Get A Brain! Morans - Did St. Louis Hack the Astro's databaseYour JoeDog roots for the Pittsburgh Pirates. They are a major league baseball team in the same division as the St. Louis Cardinals. On June 16, the New York Times broke a bombshell story about the Cardinals. They were under investigation by the FBI for breaking into a Houston Astros database.

That seems like an odd choice, right? At the time of the 2013 breach, the Astros weren’t particularly good. They weren’t even in the same division as the Cardinals. Yet they did have something with which St. Louis was familiar, a General Manager named Jeff Luhnow. He worked with the Cardinals before he was hired by Houston in 2011.

When Luhnow was with the Cardinals, he built a computer system known as Redbird. It was a large database filled with scouting information and player analysis. In Houston, he built a similar system called Ground Control. It was basically Redbird under a different name. So St. Louis was familiar with the system but by 2013 they didn’t have Luhnow’s updated information. Did they breach Houston’s computers in order to obtain it? The FBI thinks that’s possible.

One of FBI’s supoenas sought information on the IP addresses from which the attackers logged into Ground Control. It is believed those addresses point directly to the Cardinals or Cardinals’ personnel. The breach itself wasn’t particularly sophisticated. The attacker just stone cold logged in with a password. Again, this takes us back to St. Louis.

Remember, Luhnow used to work with the Cardinals. He brought several Cardinals’ employees with him to Houston. There’s a pretty good chance they had dormant accounts back in St. Louis. Those accounts had login credentials. If any of those former Cardinals employees reused their credentials in Houston, St.

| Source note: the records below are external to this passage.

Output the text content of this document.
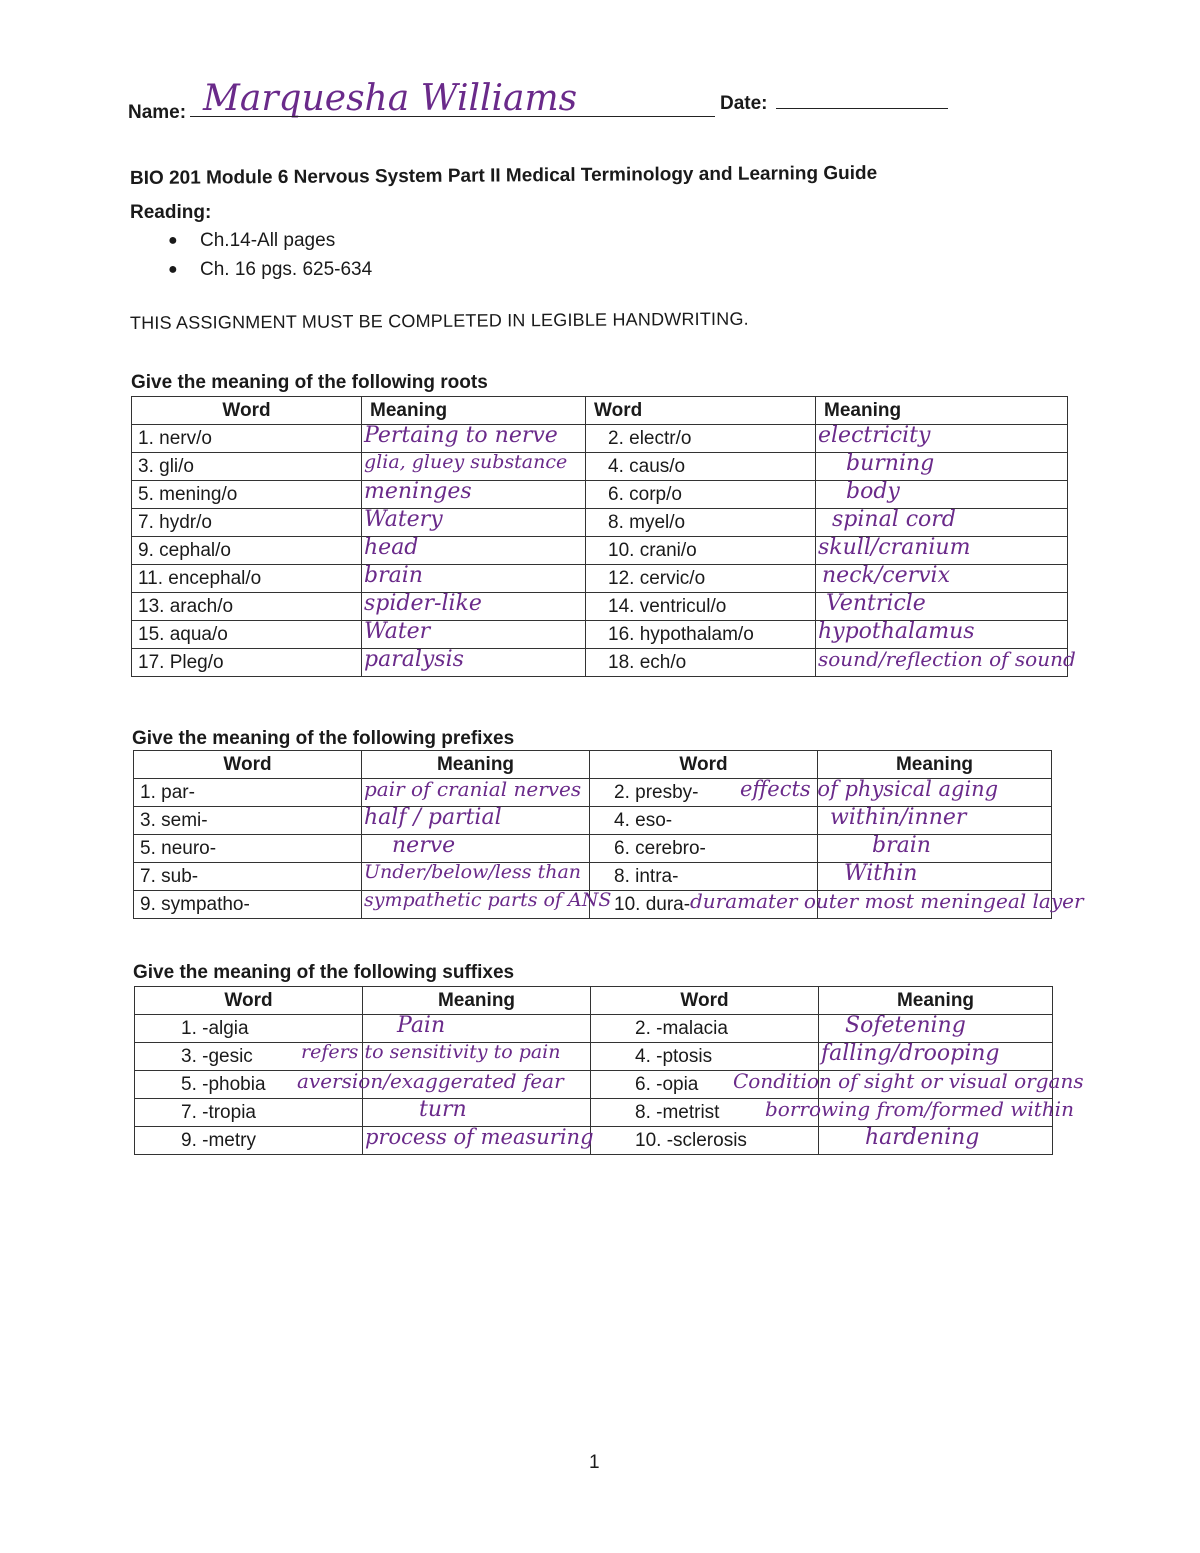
Name: Marquesha Williams	Date:
BIO 201 Module 6 Nervous System Part II Medical Terminology and Learning Guide
Reading:
● Ch.14-All pages
● Ch. 16 pgs. 625-634
THIS ASSIGNMENT MUST BE COMPLETED IN LEGIBLE HANDWRITING.
Give the meaning of the following roots
Word	Meaning	Word	Meaning
1. nerv/o	Pertaing to nerve	2. electr/o	electricity

3. gli/o	glia, gluey substance	4. caus/o	burning

5. mening/o	meninges	6. corp/o	body

7. hydr/o	Watery	8. myel/o	spinal cord

9. cephal/o	head	10. crani/o	skull/cranium

11. encephal/o	brain	12. cervic/o	neck/cervix

13. arach/o	spider-like	14. ventricul/o	Ventricle

15. aqua/o	Water	16. hypothalam/o	hypothalamus

17. Pleg/o	paralysis	18. ech/o	sound/reflection of sound
Give the meaning of the following prefixes
Word	Meaning	Word	Meaning
1. par-	pair of cranial nerves	2. presby-	effects of physical aging

3. semi-	half / partial	4. eso-	within/inner

5. neuro-	nerve	6. cerebro-	brain

7. sub-	Under/below/less than	8. intra-	Within

9. sympatho-	sympathetic parts of ANS	10. dura-	duramater outer most meningeal layer
Give the meaning of the following suffixes
Word	Meaning	Word	Meaning
1. -algia	Pain	2. -malacia	Sofetening

3. -gesic	refers to sensitivity to pain	4. -ptosis	falling/drooping

5. -phobia	aversion/exaggerated fear	6. -opia	Condition of sight or visual organs

7. -tropia	turn	8. -metrist	borrowing from/formed within

9. -metry	process of measuring	10. -sclerosis	hardening
1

Louis had everything it needed to break in.

In the worst case for computer security, St. Louis stored its passwords in the clear (or an employee left a sticky note on his desk). With this information, all they needed to do was log in. If passwords were stored in a secure hash, then St. Louis could have downloaded a password cracker like John The Ripper to get the goods.

This goes beyond anything Tom Brady did. This is no Deflategate. If the accusations hold, then people in St. Louis committed wire fraud, computer hacking, corporate espionage and theft of trade secrets. Those crimes are punishable with incarceration. The guilty won’t find a low level equipment manager to take the fall for this one. The stakes are way too high for that.